Here are five of the most troubling reports and questions about Price’s stock transactions while he served as a member of Congress:

  1. The December analysis by The Wall Street Journal revealed that Price bought and sold stock worth more than $300,000 in 40 health care, pharmaceutical and biomedical companies since 2012. Those stock holdings included Aetna Inc., Pfizer Inc, Amgen Inc., Bristol-Myers Squibb Co. and Eli Lilly & Co.

    In recent years, Price, a leading conservative voice on health care, sponsored or co-sponsored 44 bills with potentially important financial impact on the U.S. healthcare system, insurers, and the drug industry. Price subsequently divested himself of the stocks after he was nominated to head HHS.

  2. Price purchased stock in Innate Immunotherapeutics, an Australian company, in 2015 and 2016 that stood to benefit from pending legislation that permitted speedier clinical trials. Price testified during his Senate Finance Committee hearings that he had purchased the stock at the same price that was available to all other investors.

    However, according to The Wall Street Journal, Price had purchased between $50,000 and $100,000 worth of the stock at a 12 percent discount in two separate private placements – a deal that actually had been offered to fewer than 20 U.S. investors. One of Price’s friends, Rep. Christopher Collins (R-NY), a major investor in the company, had steered Price towards the deal. Price, Collins and the company have all given conflicting accounts of what precisely occurred.

  3. CNN reported in early January that Price purchased stock in a medical device manufacturer last year just days before he introduced a bill designed to protect the company from an adverse government regulation.

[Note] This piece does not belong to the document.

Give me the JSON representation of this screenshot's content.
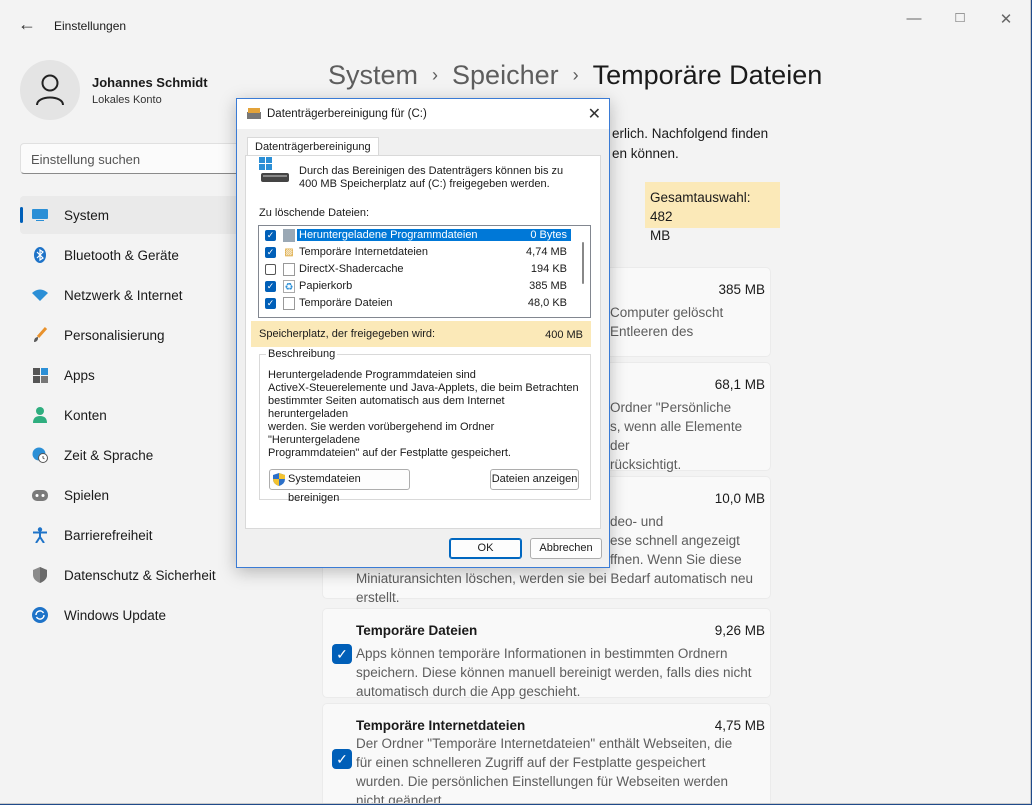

    Last March, Price bought shares worth $1,000 to $15,000 in Zimmer-Biomet, a leading manufacturer of knee and hip replacements. Barely a week later, the Georgia Republican introduced a bill to delay until 2018 a new Centers for Medicare & Medicaid Services (CMS) reimbursement formula that analysts warned would be financially harmful to the company when fully implemented.

  4. Price invested last year in a major prescription drug distribution company that over the years has been linked to the nationwide epidemic of opioid abuse and deadly overdoses.
    McKesson Corp., the largest drug distributor in the U.S., has been the target of two publicly disclosed U.S. Drug Enforcement Administration actions, according to The Washington Post. The company subsequently paid $163 million in fines in response to allegations that it “failed to report hundreds of suspicious orders for millions of pain pills” from internet pharmacies and others.

  5. The latest report by ProPublica provides an important new wrinkle to what already was known about a March 17, 2016, incident in which Price’s broker purchased shares worth between $1,000 and $15,000 each in Eli Lilly, Amgen, Bristol-Meyers Squibb, McKesson, Pfizer, and Biogen.

    It was previously known that a month later, Price joined other Republican and Democratic lawmakers in sponsoring a bill that would have stymied an Obama administration rule intended to remove the incentive for physicians to prescribe costly drugs that result in mixed patient outcomes.

    That wasn’t known until now is that Price made a direct, personal appeal to the CMS regarding the Medicare Part B drug payment rule within a week of purchasing the stock. The same day as the stock transaction, Price’s legislative aide emailed the agency to set up the call.